The GOI prophesizes that this move will bring in a much needed transparency in these sectors to quell abate and allay the practices of price fixing and exploitation of consumers who may be real estate tenants, or patients or students of the so- called paid management quota seats.
The notification has at the same time created a strict schedule by means of which the costs of production (as applicable), the margins earned, sales and operation activities on a monthly, quarterly or annual basis; should be maintained in cost records.

A senior member of the institute for chartered accountants remarked that the move would help consumers by making the market more approachable to them, and prevent exploitative situations from occurring.

However, other sectors like automobiles, electronics, electrical, paint, paper, textiles and glass would be spared from this move.
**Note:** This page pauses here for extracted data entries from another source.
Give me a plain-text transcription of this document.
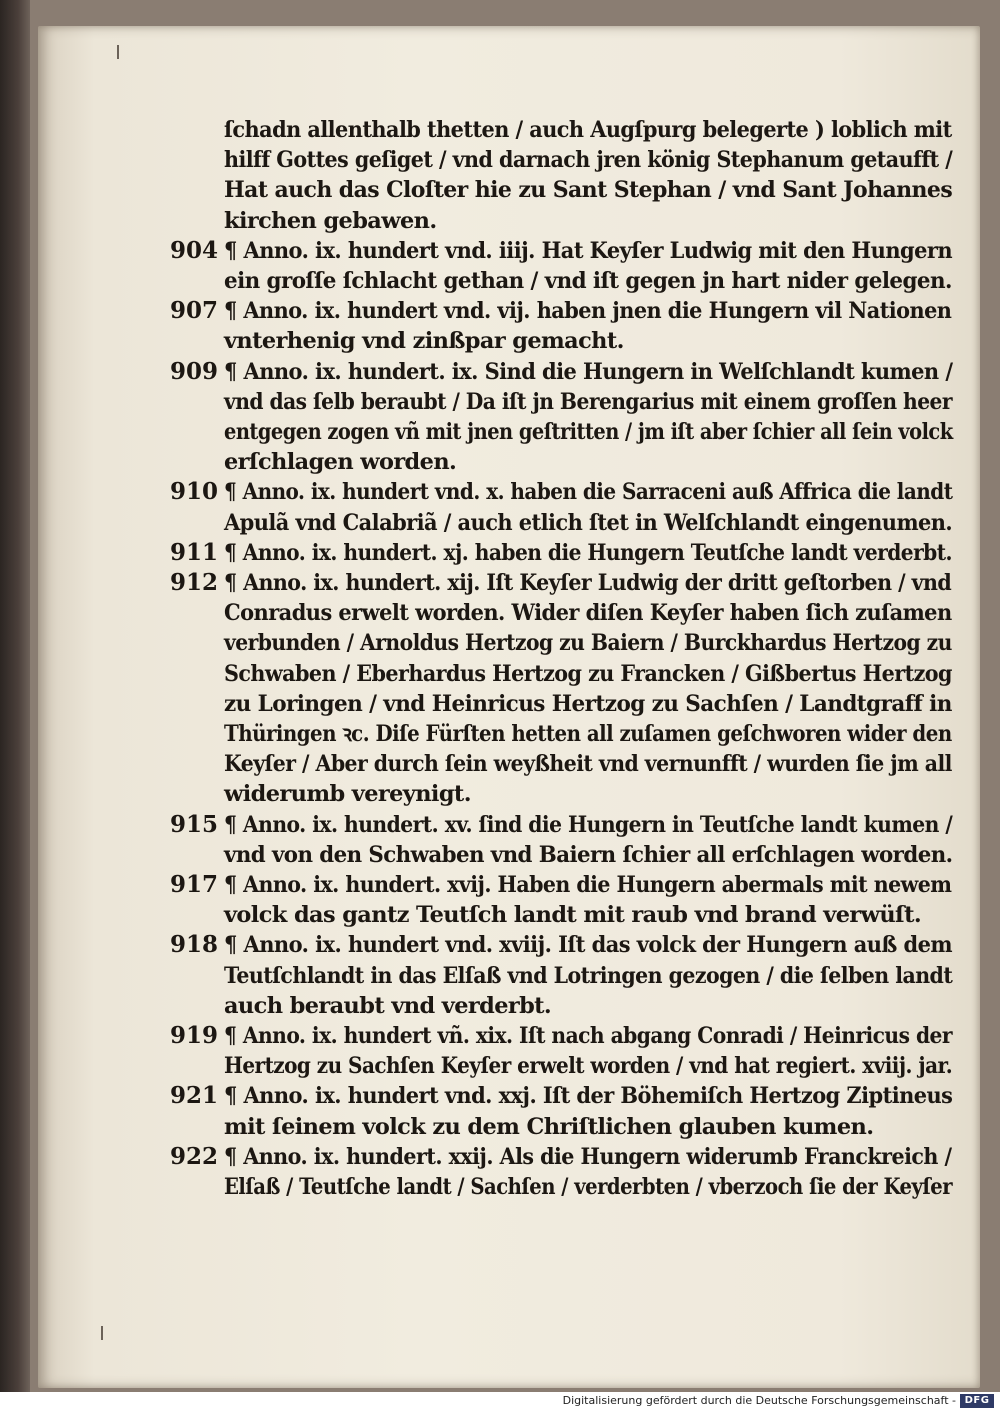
ſchadn allenthalb thetten / auch Augſpurg belegerte ) loblich mit
hilff Gottes geſiget / vnd darnach jren könig Stephanum getaufft /
Hat auch das Cloſter hie zu Sant Stephan / vnd Sant Johannes
kirchen gebawen.
904 ¶ Anno. ix. hundert vnd. iiij. Hat Keyſer Ludwig mit den Hungern
ein groſſe ſchlacht gethan / vnd iſt gegen jn hart nider gelegen.
907 ¶ Anno. ix. hundert vnd. vij. haben jnen die Hungern vil Nationen
vnterhenig vnd zinßpar gemacht.
909 ¶ Anno. ix. hundert. ix. Sind die Hungern in Welſchlandt kumen /
vnd das ſelb beraubt / Da iſt jn Berengarius mit einem groſſen heer
entgegen zogen vñ mit jnen geſtritten / jm iſt aber ſchier all ſein volck
erſchlagen worden.
910 ¶ Anno. ix. hundert vnd. x. haben die Sarraceni auß Affrica die landt
Apulã vnd Calabriã / auch etlich ſtet in Welſchlandt eingenumen.
911 ¶ Anno. ix. hundert. xj. haben die Hungern Teutſche landt verderbt.
912 ¶ Anno. ix. hundert. xij. Iſt Keyſer Ludwig der dritt geſtorben / vnd
Conradus erwelt worden. Wider diſen Keyſer haben ſich zuſamen
verbunden / Arnoldus Hertzog zu Baiern / Burckhardus Hertzog zu
Schwaben / Eberhardus Hertzog zu Francken / Gißbertus Hertzog
zu Loringen / vnd Heinricus Hertzog zu Sachſen / Landtgraff in
Thüringen ꝛc. Diſe Fürſten hetten all zuſamen geſchworen wider den
Keyſer / Aber durch ſein weyßheit vnd vernunfft / wurden ſie jm all
widerumb vereynigt.
915 ¶ Anno. ix. hundert. xv. ſind die Hungern in Teutſche landt kumen /
vnd von den Schwaben vnd Baiern ſchier all erſchlagen worden.
917 ¶ Anno. ix. hundert. xvij. Haben die Hungern abermals mit newem
volck das gantz Teutſch landt mit raub vnd brand verwüſt.
918 ¶ Anno. ix. hundert vnd. xviij. Iſt das volck der Hungern auß dem
Teutſchlandt in das Elſaß vnd Lotringen gezogen / die ſelben landt
auch beraubt vnd verderbt.
919 ¶ Anno. ix. hundert vñ. xix. Iſt nach abgang Conradi / Heinricus der
Hertzog zu Sachſen Keyſer erwelt worden / vnd hat regiert. xviij. jar.
921 ¶ Anno. ix. hundert vnd. xxj. Iſt der Böhemiſch Hertzog Ziptineus
mit ſeinem volck zu dem Chriſtlichen glauben kumen.
922 ¶ Anno. ix. hundert. xxij. Als die Hungern widerumb Franckreich /
Elſaß / Teutſche landt / Sachſen / verderbten / vberzoch ſie der Keyſer
Digitalisierung gefördert durch die Deutsche Forschungsgemeinschaft - DFG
The Indian IT outsourcing and servicing sectors did not have such restrictions on them historically speaking and bloomed and mushroomed into the bulwark of the national economy nowadays.  However the manufacturing and export sector did not have such restrictions on them as a result of which China is today known as the world’s factory precisely because of less impingement of the Chinese government.

Nevertheless, in the past the GOI created four broad a sector on the basis of which auditing was carried out. The first namely were strategically important companies that were into atomic, defense and space industries, the second category includes companies that were directly regulated by the central government. These include logistics; big telecom; transmission and supply of electricity, industrial metals, roads, agro-industrial manufacturing units amongst many others of similar ilk. Furthermore cross disciplinary companies having a turnover of 50 Crores and above would be candidates for the audit given that this measure would hope to fix toll charges.

In the categories after these were companies that provided public service directly in the form of education, pharmaceuticals, hotels, health care and the like.

By close observation it would seem that this draconian ordinance is fit for the socialist India of the 60’s and the 70’s and not for a modern emerging corporate intensive power that our country has to become in order not just to propagate it’s reason of existence but also to defend itself in times of need.


The government should not act as judge, jury and executioner for the flower of the youth of India who derive a livelihood from these very companies. Don’t you think?